In Toyako stimmten auch die USA den G8–Klimazielen zu. Einen wirklichen Fortschritt bedeutet dieses Abkommen laut Wissenschaftsexperten jedoch nicht. Neuesten Modellprognosen zufolge werden die ersten starken Auswirkungen des Klimawandels bereits ab dem Jahr 2030 für gewisse Regionen spürbar sein. Bis dahin ließe das Ziel von Toyako allerdings noch  weiter 20 Jahre auf sich warten. Klimaexperten halten daher eine Reduzierung der Treibhausgase um 50 Prozent für äußerst gering, wirklich Veränderungen würden erst bei einem Rückgang um 80 bis 95 Prozent eintreten.

 

Diese Prognosen wirken utopisch, zumal bereits die geplante Halbierung bis 2050 enorme Disziplin aller Nationen erfordert. Dabei werden besonders die boomenden Wirtschaftsnationen der Schwellenländer ausschlaggebend sein. Der ehemalige Direktor des UN-Umweltprogramms Klaus Töpfer hält daher Vereinbarungen zu einer technologischen Zusammenarbeit von G8- und Schwellenländer für eine entscheidende Bedingung eines global erfolgreichen Klimaschutzes. Töpfer zufolge könne zudem die auf dem Gipfel beinahe als neues Wundermittel gegen den Klimawandel gepriesene Atomenergie „ohne jeden Zweifel nicht die Lösung des Problems“ gelten, sagte er im Interview mit der Hannoverschen Neuen Presse.

 

G8, G10 oder auch G13?

 

Wie wichtig Nationen wie Indien und China geworden sind, zeigt auch die neuerliche Struktur des Gipfels.

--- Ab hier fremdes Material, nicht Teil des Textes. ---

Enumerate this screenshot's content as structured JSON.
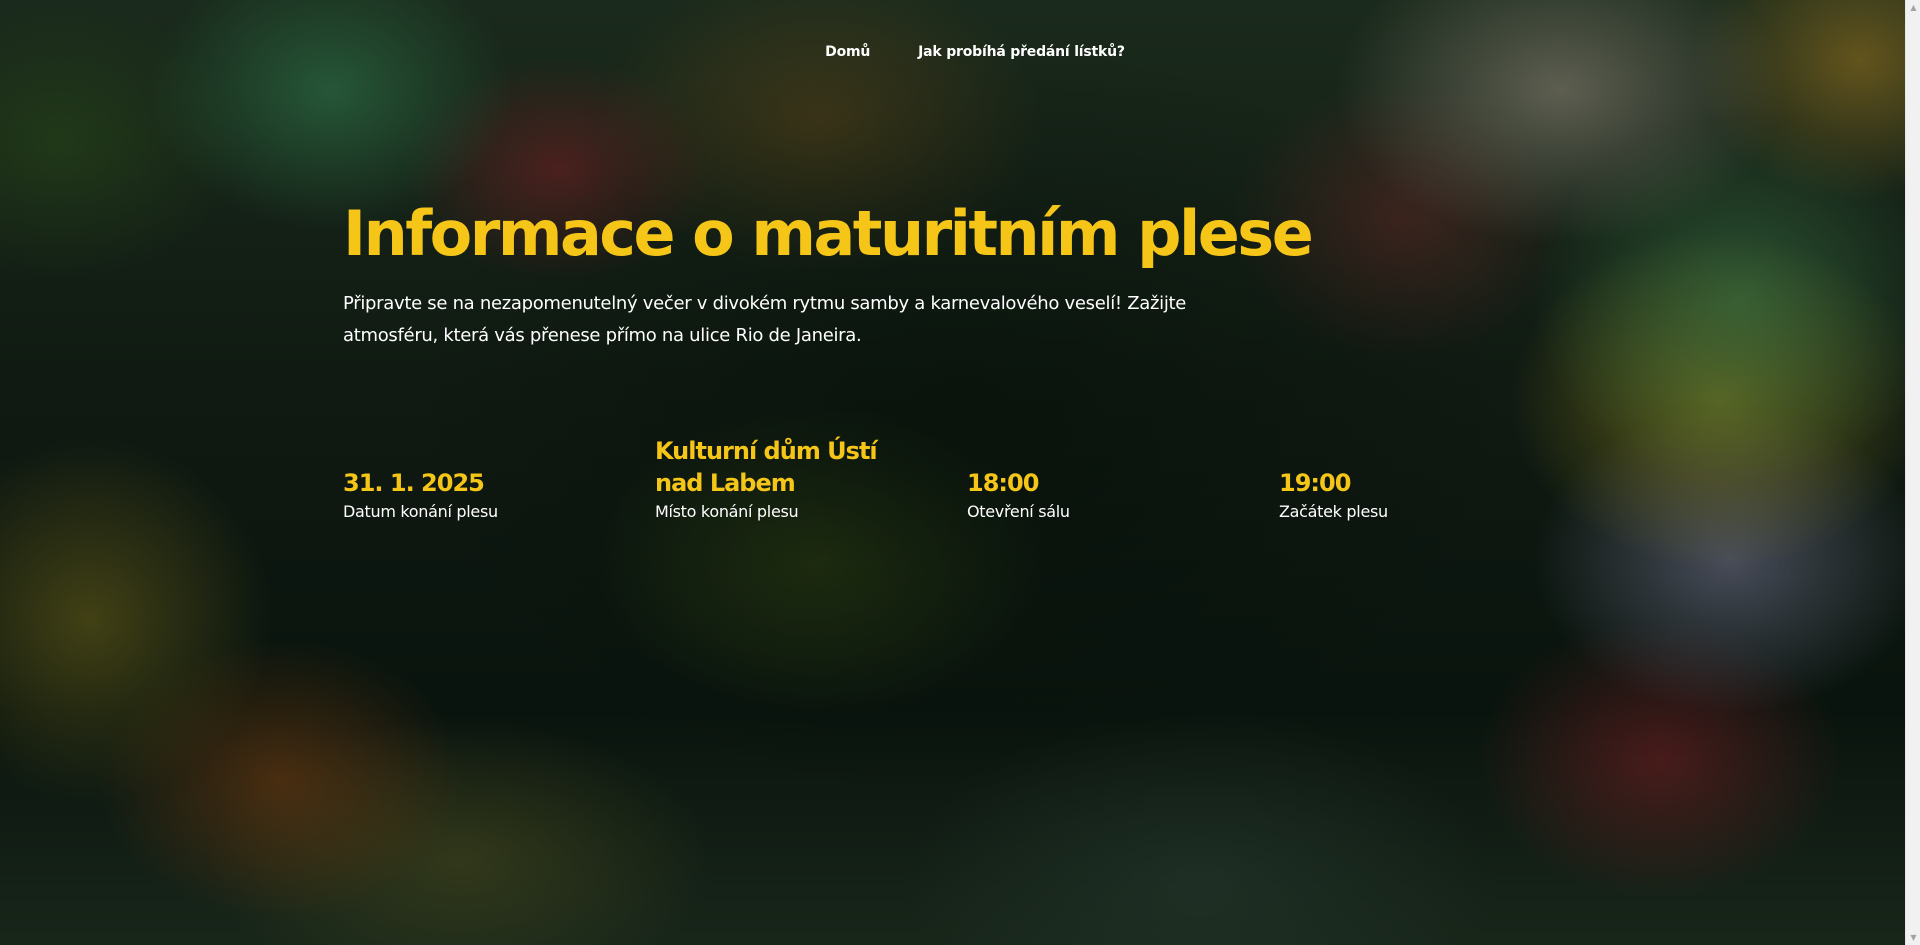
{
  "nav": {
    "items": [
      {
        "label": "Domů"
      },
      {
        "label": "Jak probíhá předání lístků?"
      }
    ]
  },
  "hero": {
    "title": "Informace o maturitním plese",
    "description": "Připravte se na nezapomenutelný večer v divokém rytmu samby a karnevalového veselí! Zažijte atmosféru, která vás přenese přímo na ulice Rio de Janeira."
  },
  "facts": [
    {
      "value": "31. 1. 2025",
      "label": "Datum konání plesu"
    },
    {
      "value": "Kulturní dům Ústí nad Labem",
      "label": "Místo konání plesu"
    },
    {
      "value": "18:00",
      "label": "Otevření sálu"
    },
    {
      "value": "19:00",
      "label": "Začátek plesu"
    }
  ],
  "colors": {
    "accent": "#f5c518",
    "text": "#ffffff"
  },
  "scrollbar": {
    "up_icon": "▲",
    "down_icon": "▼"
  }
}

Der Club der acht Wirtschaftsgrößen ist alleine nicht mehr handlungsfähig und benötigt so genannte Outreach Staaten, die an dem Gipfel teilnehmen und sich untereinander auszutauschen. Dieses Jahr waren Vertreter aus 14 verschiedenen Staaten an dem Treffen beteiligt, alleine sieben davon kamen aus afrikanischen Ländern. Doch laut dem Ranking der größten Wirtschaftsnationen müsste die G8 Teilnehmerliste bereits seit einigen Jahren überarbeitet werden. Als viertgrößte Wirtschaftsnation hat China mittlerweile gute Chancen, Deutschland den dritten Platz streitig zu machen  und Indien liegt noch vor Russland, das eigentlich den 12. Rang belegt.

 

Doch nicht nur China und Indien betonen ihren Anspruch auf einen Platz im elitären Kreis der reichen Staaten. Auch Vertreter aus Südamerika, wie beispielsweise Brasilien oder Mexiko, sowie Südafrika würden gerne in der oberen Liga der vermeintlichen Entscheidungsträger mitspielen. Frankreichs Ministerpräsident Nicolas Sarkozy hatte daher auf dem Gipfeltreffen bereits den Vorschlag unterbreitet, neue Mitglieder aufzunehmen.

 

So könnte also das 34.Treffen dieser Art, das einst 1975 als Kamingespräche  zwischen Valéry Giscard d´Estaing und Helmut Schmidt begann, könnte internationalen Kommentatoren zufolge in Toyako seine Zukunft besiegelt haben. In dem Sinne, dass sich etwas ändern muss, so Zeitungskommentatoren in London, Ungarn, Frankreich oder den Niederlanden. Allerorten wird dem Gipfel ein negatives Zeugnis ausgestellt, weil die Ergebnisse den Aufwand bei Weitem in den Schatten stellen.

 

Prognosen über den diesjährige Klima-Fußabruck des G8-Treffens im japanischen Toyakosind zwar noch veröffentlicht, doch er dürfte in etwa dem des Vorjahres in Heiligendamm entsprechen. Damals verbrauchte das Treffen Berechnungen des Spiegel zufolge in den drei Tagen fast 30.000 Tonnen CO2.  Die dreiwöchigen Fußballweltmeisterschaft  2006 verbrauchte im direkten Vergleich dazu gerade einmal ein Drittel, nämlich rund 10.000 Tonnen CO2.